Le Don Quichotte des Brizzi : Deux As et La Manche
Après « L'Enfer » (
Al Dante !), « La cavale du Docteur Destouches » ou « Les Contes drolatiques », les frères Brizzi nous offrent un nouveau chef-d'oeuvre (non ? Si !) avec cette illustration du plus célèbre roman espagnol : "
Don Quichotte de la Manche", de
Cervantes.
Une des difficultés de ce type d'adaptation est que tout le monde a une vague idée du personnage et de ses faits d'armes, mais que peu d'entre nous ont réellement lu cette oeuvre riche et complexe, composée de plusieurs parties et mêlant aventures et réflexions politique et philosophique, le tout dans un style novateur pour l'époque (17ème siècle).

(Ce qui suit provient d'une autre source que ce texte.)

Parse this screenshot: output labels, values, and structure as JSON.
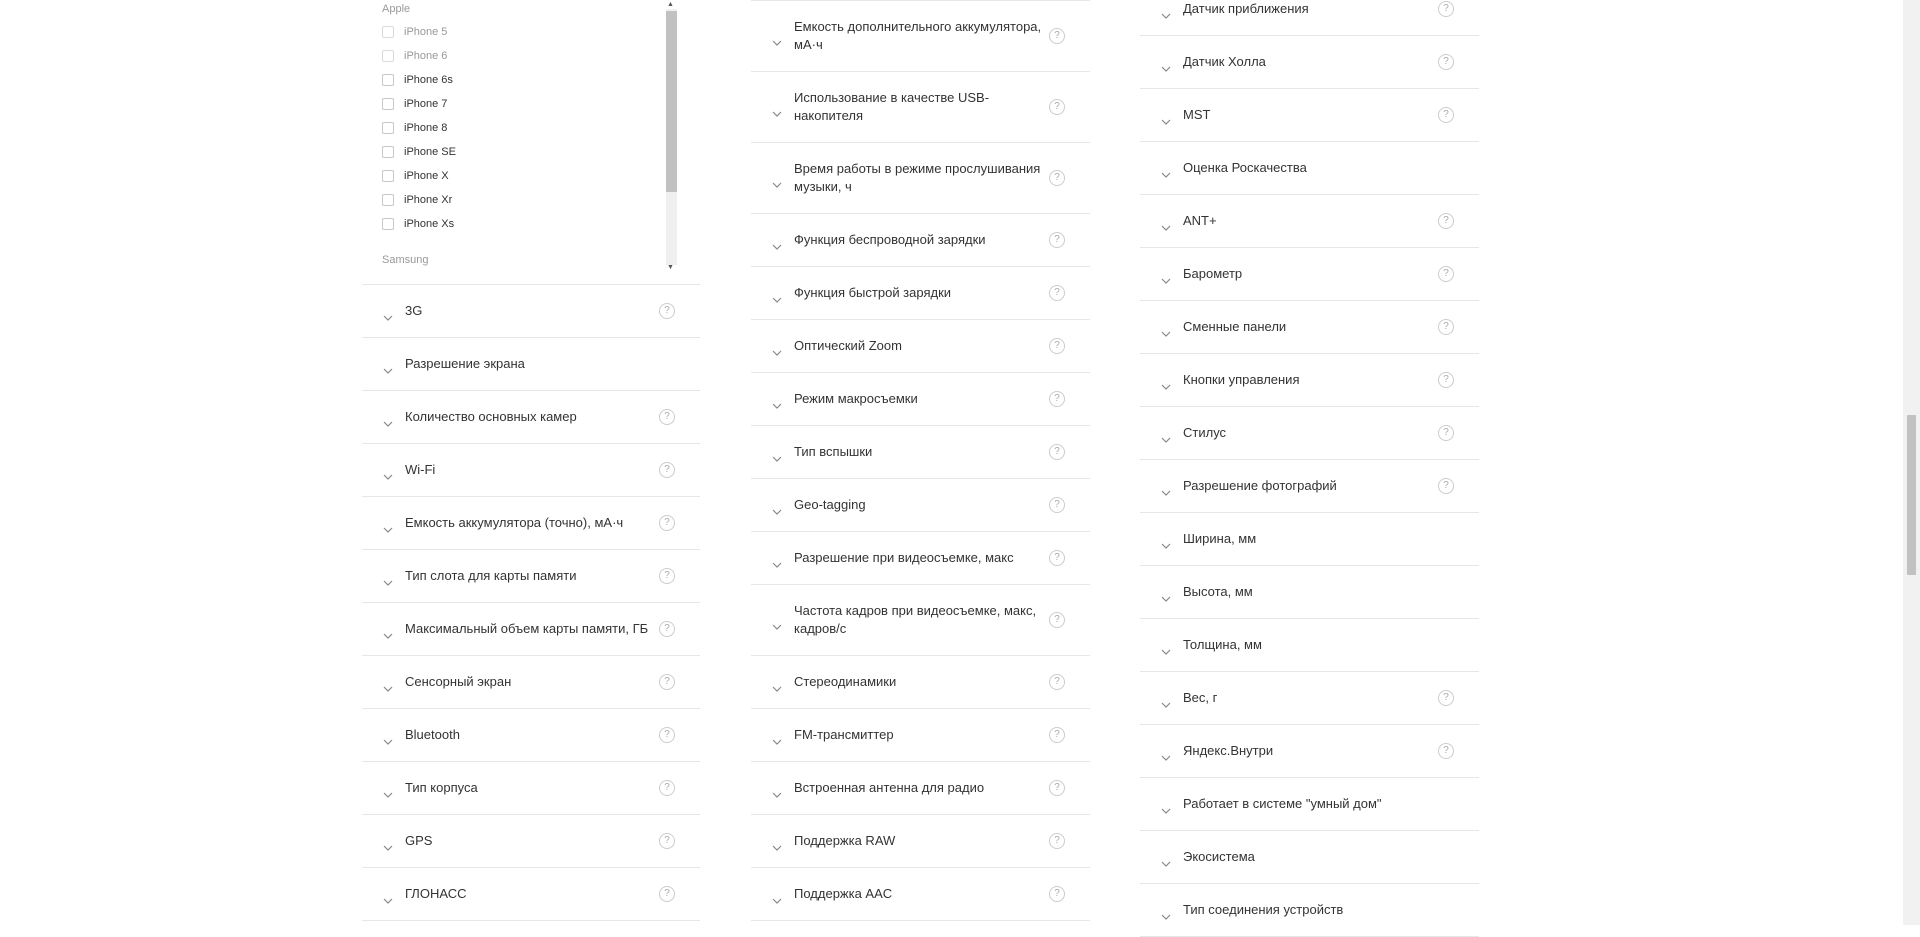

Les Brizzi franchissent ce premier écueil les doigts dans le nez, en proposant au prix obligatoire de coupes, un récit assez linéaire et vivant, agrémenté de traductions graphiques des visions fantasmées du héros emporté par son imagination livresque.
Un résumé parfait.
Les aventures de Don Quichotte sont racontées par des villageois dont un curé, qui l'ont connu. le récit est tendre et compatissant envers la folie du fantasque hidalgo.
Sancho Panza occupe lui aussi une place appréciable. Il n'est jamais réellement tourné en ridicule, apparaissant davantage comme un brave homme qui accepte par gentillesse et humanité (et aussi un peu pour fuir sa femme !), de partager le délire innofensif de son maître.
A ce stade, on pourrait déjà s'estimer content.
Mais ce bel objet (24,5 cm x 34, 200 pages pour 1,4 kg) est également une manifestation époustouflante du talent de dessinateurs des jumeaux. Dans la préface, ils expliquent que pour cet album, leur trait s'était libéré un peu, laissant place à davantage de spontanéité, pour verser davantage dans le pittoresque et la caricature seyant à cette histoire.
Et en effet, le dessin pousse un peu plus loin le « relâchement » déjà perceptible dans « Les Contes drolatiques », qui les conduisait du côté de
Dubout. A tel point qu'on a parfois le sentiment d'avoir affaire à des esquisses (mais tellement abouties !), d'autant plus qu'il ne s'agit pas d'une bande dessinée classique avec le gaufrier immuable, mais d'un assemblage de vignettes sans cadres, sans bulles tout en restant très ordonné.
Le récit offre parfois des envolées pleine-page, voire en double-page, en N&B la plupart du temps, exceptées les « visions », traduites en couleurs.
Une démonstration ébouriffante de ce qu'il est possible de faire aux crayons et au fusain.
Bref, il s'agit d'un album hors-normes qui enorgueillira toute bédéthèque qui se respecte. A ce niveau, c'est une oeuvre d'art et on ne sera donc pas étonné qu'elle soit publiée chez Daniel Maghen.
Une seule réserve personnelle : j'aurais apprécié que le visage de Don Quichotte soit moins ingrat.